There are many ways in which food productivity gains can and are being achieved, but none are proving more effective than the application of technology. Agricultural Technology, commonly abbreviated to AgTech or AgriTech, are the terms used to describe the deployment of this technology within the agricultural sector.
It is widely documented that to keep up with the growth in the global population, estimated to be at 9-10 billion by 2050, that food production must increase by 50 percent in the same period and that is before the potential effects of climate change threatens to reduce yields by up to 25 percent. Following the trail blazed by other sectors, agriculture is turning to technology for productivity gains.
AgTech has been a growing industry for several years. Following the acquisition of Climate Corporation by Monsanto in 2013 for almost US$1 billion, the following year saw record levels of investment, surpassing that of the more widely known FinTech and CleanTech sectors. That investment has continued to increase year-on-year, as has the sophistication of the technology being applied.
Yet despite the diverse ways in which AgTech industry is evolving, one constant remains, and that is data. More specifically, the basis for many AgTech solutions is the collection, storing, analysis and sharing of data to automate processes, inform decision-making and direct resources. In this and upcoming posts we will examine current and future trends in each area, and we start with data collection.
Within the last few years, there has been a rapid increase in the range of sensors launched for the AgTech market. These include ground-based devices that measure and report data points such as live soil moisture levels, through to machine-based sensors monitoring crop height and adjusting fertilizer levels accordingly in real-time. As AgTech investment increases, we should expect to see continued growth in the sensor marketplace including convergence devices that can sense multiple data types in a single unit, thereby reducing capital costs and maintenance overheads.

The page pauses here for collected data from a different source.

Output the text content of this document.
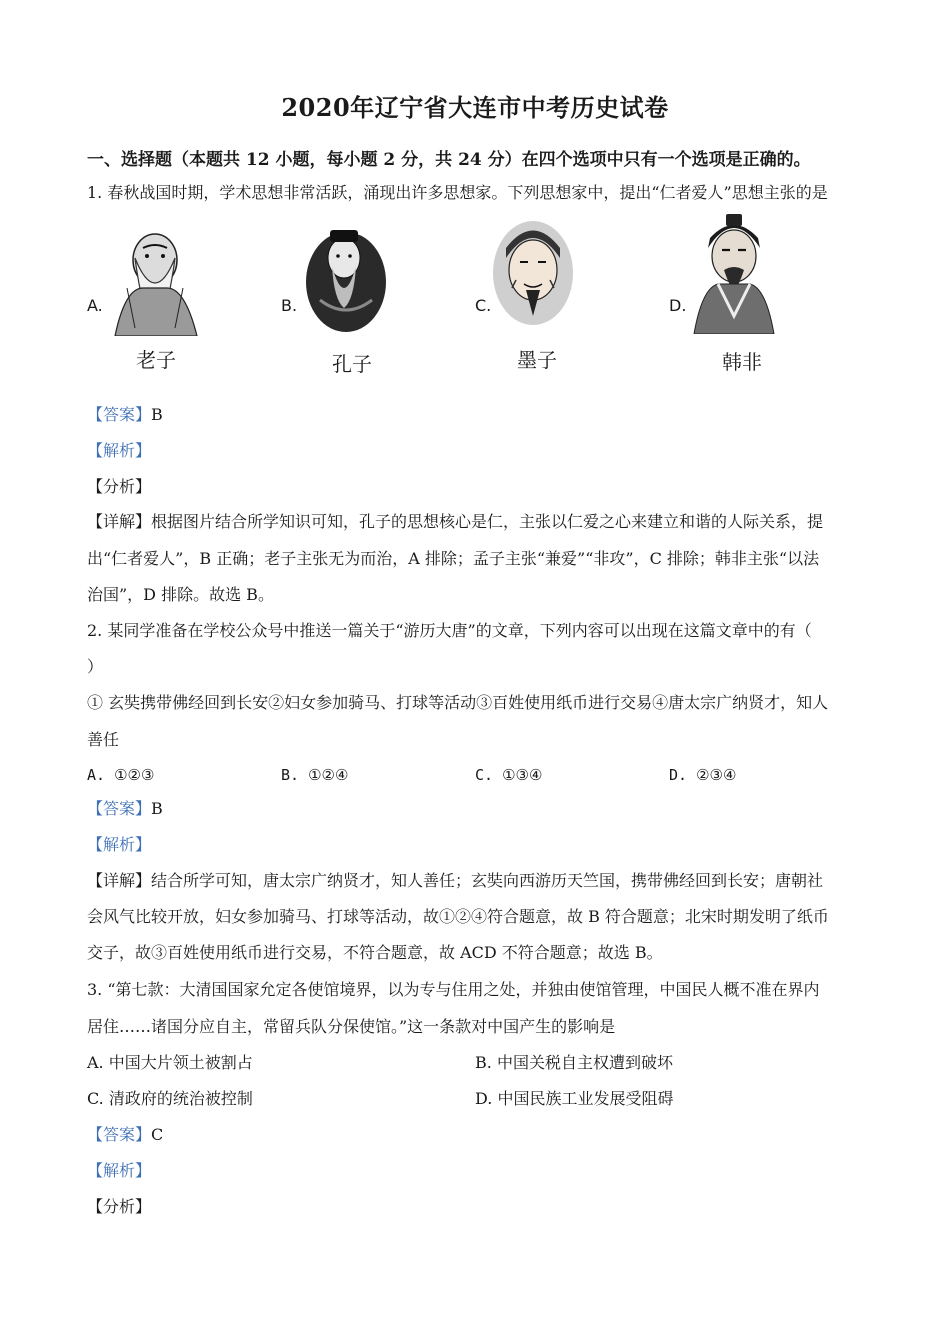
2020年辽宁省大连市中考历史试卷
一、选择题（本题共 12 小题，每小题 2 分，共 24 分）在四个选项中只有一个选项是正确的。
1. 春秋战国时期，学术思想非常活跃，涌现出许多思想家。下列思想家中，提出“仁者爱人”思想主张的是
A.	B.	C.	D.
老子	孔子	墨子	韩非
【答案】B
【解析】
【分析】
【详解】根据图片结合所学知识可知，孔子的思想核心是仁，主张以仁爱之心来建立和谐的人际关系，提
出“仁者爱人”，B 正确；老子主张无为而治，A 排除；孟子主张“兼爱”“非攻”，C 排除；韩非主张“以法
治国”，D 排除。故选 B。
2. 某同学准备在学校公众号中推送一篇关于“游历大唐”的文章，下列内容可以出现在这篇文章中的有（
）
① 玄奘携带佛经回到长安②妇女参加骑马、打球等活动③百姓使用纸币进行交易④唐太宗广纳贤才，知人
善任
A. ①②③	B. ①②④	C. ①③④	D. ②③④
【答案】B
【解析】
【详解】结合所学可知，唐太宗广纳贤才，知人善任；玄奘向西游历天竺国，携带佛经回到长安；唐朝社
会风气比较开放，妇女参加骑马、打球等活动，故①②④符合题意，故 B 符合题意；北宋时期发明了纸币
交子，故③百姓使用纸币进行交易，不符合题意，故 ACD 不符合题意；故选 B。
3. “第七款：大清国国家允定各使馆境界，以为专与住用之处，并独由使馆管理，中国民人概不准在界内
居住……诸国分应自主，常留兵队分保使馆。”这一条款对中国产生的影响是
A. 中国大片领土被割占	B. 中国关税自主权遭到破坏
C. 清政府的统治被控制	D. 中国民族工业发展受阻碍
【答案】C
【解析】
【分析】
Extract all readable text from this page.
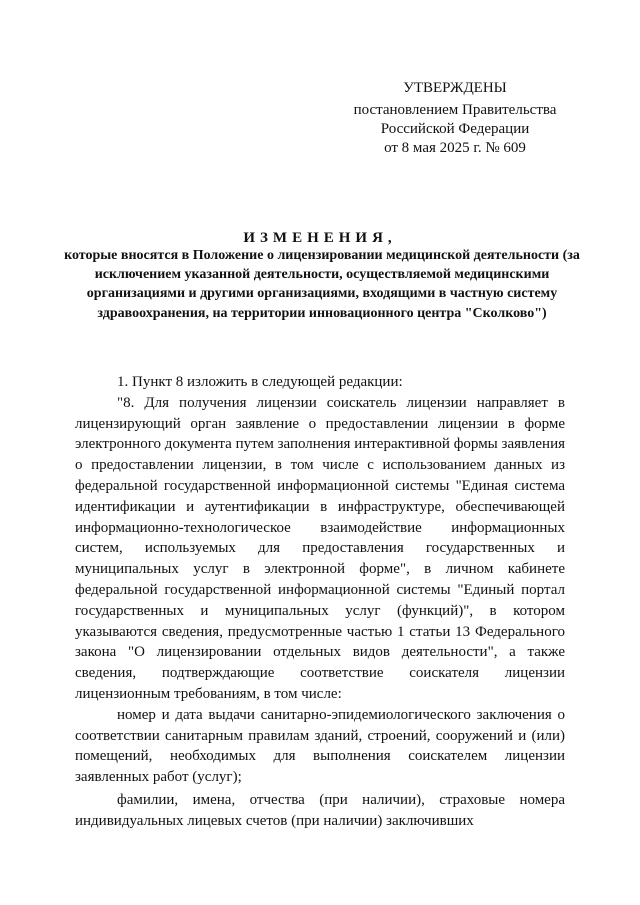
УТВЕРЖДЕНЫ
постановлением Правительства
Российской Федерации
от 8 мая 2025 г. № 609
ИЗМЕНЕНИЯ,
которые вносятся в Положение о лицензировании медицинской деятельности (за исключением указанной деятельности, осуществляемой медицинскими организациями и другими организациями, входящими в частную систему здравоохранения, на территории инновационного центра "Сколково")

1. Пункт 8 изложить в следующей редакции:

"8. Для получения лицензии соискатель лицензии направляет в лицензирующий орган заявление о предоставлении лицензии в форме электронного документа путем заполнения интерактивной формы заявления о предоставлении лицензии, в том числе с использованием данных из федеральной государственной информационной системы "Единая система идентификации и аутентификации в инфраструктуре, обеспечивающей информационно-технологическое взаимодействие информационных систем, используемых для предоставления государственных и муниципальных услуг в электронной форме", в личном кабинете федеральной государственной информационной системы "Единый портал государственных и муниципальных услуг (функций)", в котором указываются сведения, предусмотренные частью 1 статьи 13 Федерального закона "О лицензировании отдельных видов деятельности", а также сведения, подтверждающие соответствие соискателя лицензии лицензионным требованиям, в том числе:

номер и дата выдачи санитарно-эпидемиологического заключения о соответствии санитарным правилам зданий, строений, сооружений и (или) помещений, необходимых для выполнения соискателем лицензии заявленных работ (услуг);

фамилии, имена, отчества (при наличии), страховые номера индивидуальных лицевых счетов (при наличии) заключивших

For many decades, satellite and airborne remote sensing has played a crucial role in informing the agricultural community. The resolution of satellite imagery has increased significantly over that time enabling decision-making at more granular levels. Drone use within agriculture has slowly built momentum for several years now as they represent a next-generation step in both the flexibility of imagery collection as well as image resolution. Yet drone use for agricultural purposes is not without its hurdles; affordability, airspace regulations and usability are amongst the obstacles holding back its potential.
Crowdsourcing too has its place in the AgTech data collection process. Sometimes considered to be inferior when compared to integrity of remotely sensed data, in developing countries where sensor technology is out of the financial reach of many farmers, crowdsourcing has potential to provide a cost-effective way of gathering crucial data at scale using simple mobile phone technology. However, it too has its hurdles to overcome – first, there needs to be an incentive for farmers to collect and send data, finding an incentive large enough that farmers are motivated to collectively provide their information is difficult. Second, the integrity of crowdsourced data can be questionable despite the use of analytical and data cleansing techniques to remove outliers and conflicting data points.
Third, crowdsourcing is only useful when used at scale and that means not just providing an incentive accessible enough that it reaches a whole country’s farming community but also presents high operational and marketing costs in communicating the existence and benefits of the crowdsourcing initiative. Yet despite these challenges, crowdsourcing remains an alternative option for highly scalable ground-truth data collection.